Als Befreiung. Der Druck ist weg, die Last ist abgefallen: Man hat die Türken überstanden, gegen die konnte man sich nur blamieren, weil die Türkei sieben, acht ihrer Stammspieler ersetzen musste. Man musste das Finale einfach erreichen. Diese deutsche Mannschaft geht voller Zuversicht in dieses Spiel, sie haben alles richtig gemacht. Man kann sich nun auf einen Gegner konzentrieren. Man weiß aber auch, es hat schwächere Spiele gegeben. Das hilft, sich jetzt noch stärker zu konzentrieren.

Und wie fällt Ihre persönliche Erinnerung an 1996 aus? Sie standen nach dem Erfolg auf dem Rasen und machten mit den Fans die Welle.

Das war ein Dankeschön an die deutschen Fans, die zu mir standen. Wir hatten große Probleme vor dem Finale und sind mit nur neun gesunden Spielern ins Spiel gegangen. Viele mussten fit gemacht werden. Wir haben dann sogar für die Ersatztorhüter Trikots machen lassen, falls wir sie draußen brauchen würden. Die Mannschaft hat es dann mit einer unheimlichen Willenskraft geschafft.

Wo werden Sie das Finale der Euro 2008 am Sonntag anschauen?

Ich bin als Experte beim Schweizer Fernsehen, also in Zürich.

Und sie tragen wieder das Deutschland-Trikot?

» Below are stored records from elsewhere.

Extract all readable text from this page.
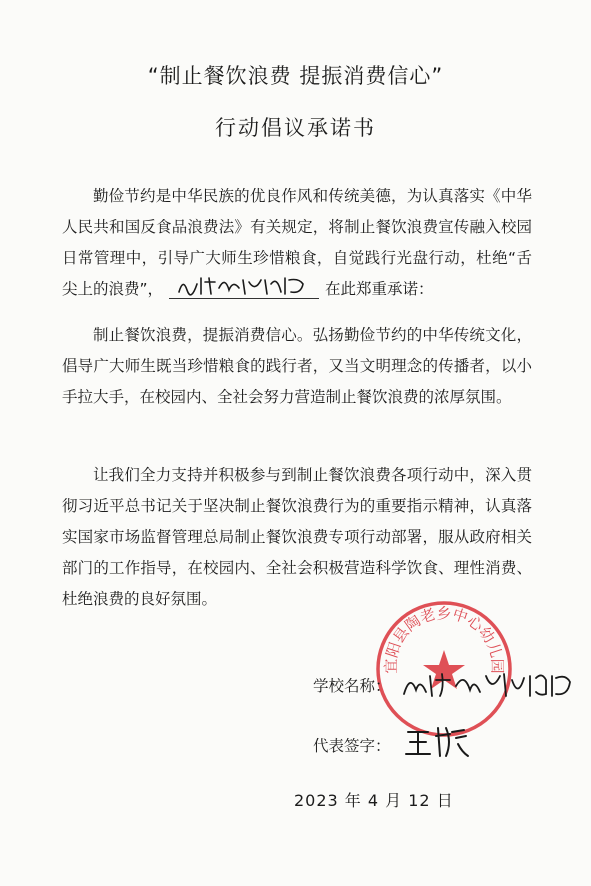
“制止餐饮浪费 提振消费信心”
行动倡议承诺书

勤俭节约是中华民族的优良作风和传统美德，为认真落实《中华人民共和国反食品浪费法》有关规定，将制止餐饮浪费宣传融入校园日常管理中，引导广大师生珍惜粮食，自觉践行光盘行动，杜绝“舌尖上的浪费”，	在此郑重承诺：

制止餐饮浪费，提振消费信心。弘扬勤俭节约的中华传统文化，倡导广大师生既当珍惜粮食的践行者，又当文明理念的传播者，以小手拉大手，在校园内、全社会努力营造制止餐饮浪费的浓厚氛围。

让我们全力支持并积极参与到制止餐饮浪费各项行动中，深入贯彻习近平总书记关于坚决制止餐饮浪费行为的重要指示精神，认真落实国家市场监督管理总局制止餐饮浪费专项行动部署，服从政府相关部门的工作指导，在校园内、全社会积极营造科学饮食、理性消费、杜绝浪费的良好氛围。

宜阳县陶老乡中心幼儿园
学校名称：
代表签字：
2023 年 4 月 12 日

Um Himmels Willen nein. Das habe ich vor dem Spiel gegen Kroatien getragen, und wir haben gesehen, was dabei herausgekommen ist. Ich hab das Ding schnell wieder ausgezogen und weggeworfen. Seitdem sitze ich nur noch in Anzug und Krawatte im Studio. Das hat gut funktioniert, wie wir gesehen haben. Vor dem Endspiel bin ich noch abergläubischer als sonst.

Ihr Tipp?

Ich hoffe auf ein 2:1 oder ein 1:0. Im Grunde ist mir alles Recht, selbst, wenn wir knapp im Elfmeterschießen gewinnen. Egal, wurscht, schnuppe, ich wünsche mir, dass wir gewinnen."